Tip: Why not try exotic berries (e.g. the Goji which boasts one of the highest levels of antioxidants of any food on the planet!) and don’t be afraid to add them to salads, or have them as a dessert.
Red Meat: Red meat (beef, bison, game) has been given a bad name thanks to poor cooking techniques and battery farmed, grain reared animals. Meat that comes from grass-fed animals actually has 30% less fat that the grain-fed equivalent. Not to mention the composition of this fat is much more favorable, with a perfect ratio of good to bad fatty acids.
The Science: Well exercised, grass fed animals produce a meat that is high in vitamin E, omega 3 fatty acids and top quality protein. On the other hand, beef raised on grain (not the animal’s natural diet) produces poor quality meat, lacking in nutrients and containing bad fats. So the free range, grass fed option is the clear healthy, fat burning choice.
Shop for: Organic is best. Bison, beef and game that are free to roam and graze as nature intended produce top quality meat!
Tip: Avoid grain fed, mass production animals. The protein in this meat is harder to digest, not to mention the higher ‘bad fat’ content.

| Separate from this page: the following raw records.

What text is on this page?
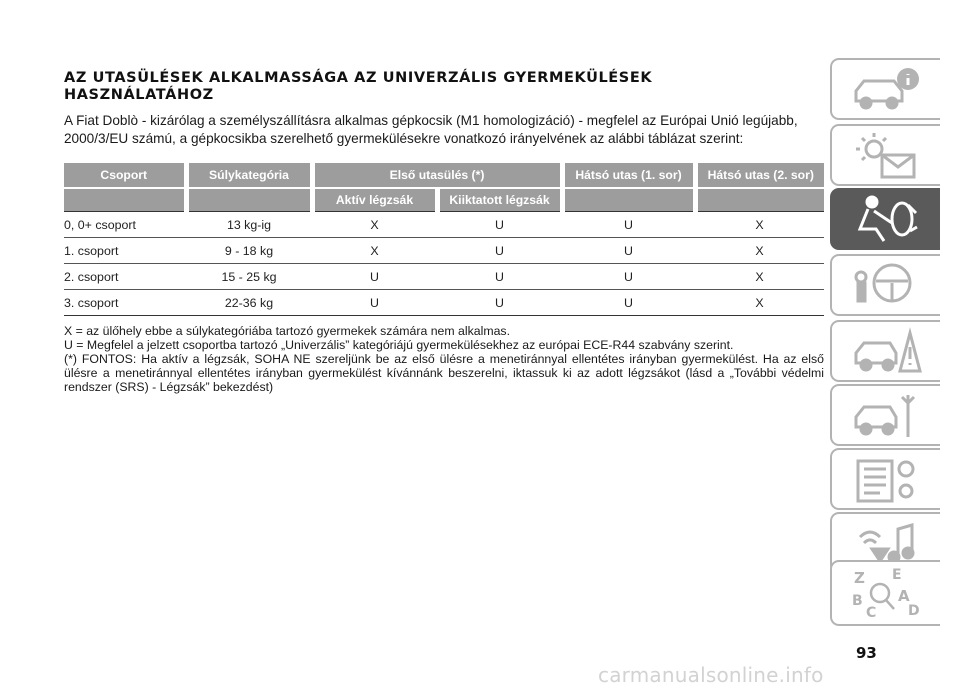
AZ UTASÜLÉSEK ALKALMASSÁGA AZ UNIVERZÁLIS GYERMEKÜLÉSEK HASZNÁLATÁHOZ
A Fiat Doblò - kizárólag a személyszállításra alkalmas gépkocsik (M1 homologizáció) - megfelel az Európai Unió legújabb, 2000/3/EU számú, a gépkocsikba szerelhető gyermekülésekre vonatkozó irányelvének az alábbi táblázat szerint:
Csoport	Súlykategória	Első utasülés (*)		Hátsó utas (1. sor)	Hátsó utas (2. sor)
		Aktív légzsák	Kiiktatott légzsák		
0, 0+ csoport	13 kg-ig	X	U	U	X
1. csoport	9 - 18 kg	X	U	U	X
2. csoport	15 - 25 kg	U	U	U	X
3. csoport	22-36 kg	U	U	U	X

X = az ülőhely ebbe a súlykategóriába tartozó gyermekek számára nem alkalmas.

U = Megfelel a jelzett csoportba tartozó „Univerzális” kategóriájú gyermekülésekhez az európai ECE-R44 szabvány szerint.

(*) FONTOS: Ha aktív a légzsák, SOHA NE szereljünk be az első ülésre a menetiránnyal ellentétes irányban gyermekülést. Ha az első ülésre a menetiránnyal ellentétes irányban gyermekülést kívánnánk beszerelni, iktassuk ki az adott légzsákot (lásd a „További védelmi rendszer (SRS) - Légzsák” bekezdést)

93
carmanualsonline.info
Z E
B A
C D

Whole eggs: Eggs have been given some bad press because they are seen as high in fat and cholesterol. However, free range, organic, whole eggs contain essential fats and have no affect on blood cholesterol what so ever. If you’re serious about dropping unwanted weight then whole eggs command your respect.
The Science: Eggs contain iron, zinc, phosphorus, thiamin, B6, folate, and B12, and panthothenic acid. But you’ll actually find that 90% of these nutrients are found in the yolk, so it’s important to eat whole eggs. In addition, the yolks contain ALL of the fat-soluble vitamins A, D, E, and K in the egg, as well as ALL of the essential fatty acids. Also, the protein of whole eggs is easier to digest than egg whites alone, due to a more balanced amino acid profile that the yolks help to build.
Shop for: Just like red meat, free range and organic is the only way to go.
Tip: Small farm shops are a great source of free-range eggs. Some of the “free range” eggs you find in the grocery store come from hens that are allowed out for about 10 minutes a day! Remember, the natural foods a free range hen eats basically decides the quality of the nutrients you’ll get from her eggs!